The tool saves time by decluttering the user interface and enhancing Soldiers' ability to zero in on whether the emitter is from a "red" or enemy source, is a "blue" or friendly force signal, or just "gray" noise.
"Operating on the complex battlefields of the future or in megacities with dense radio frequency environments, as our EW Soldiers get more sensors, they'll also receive much more data," said Chief Warrant Officer 3 William Insch, an EW Technician with the Army's Project Manager Electronic Warfare & Cyber (PM EW&C). "AI will help translate all this data into information, and ultimately distill it into understanding, so EW Soldiers can better support the commander. And that's the key - we try to help the commander have better understanding of what the electromagnetic environment looks like from a friendly, neutral and adversarial perspective."
The Army RCCTO partnered with PM EW&C and the Combat Capabilities Development Command's C5ISR Center to develop the AI tool, which is planned for an operational pilot with a select forward deployed unit later this year.
Within the last year, the Army has delivered new electronic warfare prototype systems in response to an operational needs statement (ONS) from U.S. Army Europe. Soldiers with select units are using the equipment to implement electronic protection for their own formations, to detect and understand enemy activity in the electromagnetic spectrum, and to disrupt adversaries through electronic attack effects. These systems are interim solutions, designed as a bridge until the programs of record, including EW Planning Management Tool (EWPMT), can be fielded.
As part of the process, the RCCTO and PM EW&C worked with EW Soldiers to get feedback on the fielded prototypes and the soon-to-be-fielded EWPMT to drive design, performance, functionality and training. This approach of using direct user feedback enables the Army to be responsive to Soldier needs and rapidly insert new technology - like AI - as soon as it becomes available.
"The agile, iterative development of EWPMT is an outstanding way for EW and electromagnetic spectrum manager Soldiers to have a direct impact on the program," Insch said. "The engineers and developers are taking feedback from Soldiers, either through the ONS with the prototype equipment or with EW Soldiers visiting Aberdeen Proving Ground, and they immediately try to incorporate that feedback into the next capability drop."
The effort to prototype the AI tool began in October 2018 after the technology was discovered at an industry event. It was assessed by the EW community for scalability, ease of operations and security. In November the RCCTO, C5ISR Center and PM EW&C began a cognitive mapping process with the help of EW Soldiers like Insch and Schoyen, outlining the steps they take as they work through signal detection on the battlefield.

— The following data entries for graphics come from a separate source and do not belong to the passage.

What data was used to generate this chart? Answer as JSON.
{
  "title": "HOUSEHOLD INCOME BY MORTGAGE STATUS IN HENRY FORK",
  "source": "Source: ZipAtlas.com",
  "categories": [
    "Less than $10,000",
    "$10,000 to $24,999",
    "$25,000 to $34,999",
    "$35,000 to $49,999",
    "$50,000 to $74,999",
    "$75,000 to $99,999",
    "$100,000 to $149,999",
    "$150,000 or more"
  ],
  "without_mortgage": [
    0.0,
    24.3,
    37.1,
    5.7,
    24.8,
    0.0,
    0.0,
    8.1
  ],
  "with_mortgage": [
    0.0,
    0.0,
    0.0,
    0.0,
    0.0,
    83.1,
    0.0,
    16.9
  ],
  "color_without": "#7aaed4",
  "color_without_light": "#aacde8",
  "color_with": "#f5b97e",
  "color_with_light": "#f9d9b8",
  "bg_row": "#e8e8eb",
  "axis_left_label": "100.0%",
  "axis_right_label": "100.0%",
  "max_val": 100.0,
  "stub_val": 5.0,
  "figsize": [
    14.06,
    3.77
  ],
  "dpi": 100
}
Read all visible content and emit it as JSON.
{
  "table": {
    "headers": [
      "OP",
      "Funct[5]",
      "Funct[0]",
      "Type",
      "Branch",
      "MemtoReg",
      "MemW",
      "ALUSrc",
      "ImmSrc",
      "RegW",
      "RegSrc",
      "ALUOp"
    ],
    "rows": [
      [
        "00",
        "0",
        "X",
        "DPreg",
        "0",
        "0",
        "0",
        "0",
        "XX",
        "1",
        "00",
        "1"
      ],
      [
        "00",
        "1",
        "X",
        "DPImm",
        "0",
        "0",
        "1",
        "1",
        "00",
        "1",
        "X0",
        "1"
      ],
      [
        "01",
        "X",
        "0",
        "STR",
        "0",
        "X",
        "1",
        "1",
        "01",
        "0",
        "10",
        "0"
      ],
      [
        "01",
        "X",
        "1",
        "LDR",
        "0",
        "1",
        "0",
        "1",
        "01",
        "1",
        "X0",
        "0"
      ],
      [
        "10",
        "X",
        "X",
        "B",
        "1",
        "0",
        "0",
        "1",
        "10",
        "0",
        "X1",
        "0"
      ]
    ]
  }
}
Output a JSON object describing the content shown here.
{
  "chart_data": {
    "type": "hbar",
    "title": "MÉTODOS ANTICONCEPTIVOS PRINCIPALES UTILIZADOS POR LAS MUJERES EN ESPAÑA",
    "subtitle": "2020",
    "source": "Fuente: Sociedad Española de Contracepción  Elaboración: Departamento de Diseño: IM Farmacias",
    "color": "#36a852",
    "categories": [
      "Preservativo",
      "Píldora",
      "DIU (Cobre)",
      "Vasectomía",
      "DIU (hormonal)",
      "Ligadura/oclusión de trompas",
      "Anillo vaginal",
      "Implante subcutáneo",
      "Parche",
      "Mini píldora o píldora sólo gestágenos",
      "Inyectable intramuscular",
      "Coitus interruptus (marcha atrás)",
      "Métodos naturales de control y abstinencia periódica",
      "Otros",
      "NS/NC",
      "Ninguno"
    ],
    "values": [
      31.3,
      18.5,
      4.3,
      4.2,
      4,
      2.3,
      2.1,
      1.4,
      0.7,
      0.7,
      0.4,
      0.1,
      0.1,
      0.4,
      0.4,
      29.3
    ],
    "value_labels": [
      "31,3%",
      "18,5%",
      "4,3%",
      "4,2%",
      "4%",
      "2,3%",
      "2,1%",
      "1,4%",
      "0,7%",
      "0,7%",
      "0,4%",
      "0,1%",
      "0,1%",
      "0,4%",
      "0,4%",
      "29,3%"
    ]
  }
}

Now, the Army is running the technology through operational scenarios in labs prior to holding live demonstrations and evaluations this year in coordination with PM EW&C. Initial feedback demonstrates a significant reduction in the time it takes to generate the EW Soldiers' common operating picture. It also showed a reduction in the work these operators must perform, which decreases potential errors.
This is the second artificial intelligence and electronic warfare effort for the RCCTO, which recently conducted a Signal Classification Challenge to find an AI/Machine Learning application to help EW Soldiers on the back-end of signal detection. This new effort is on the front-end, applying AI to the user interface as signals are first displayed.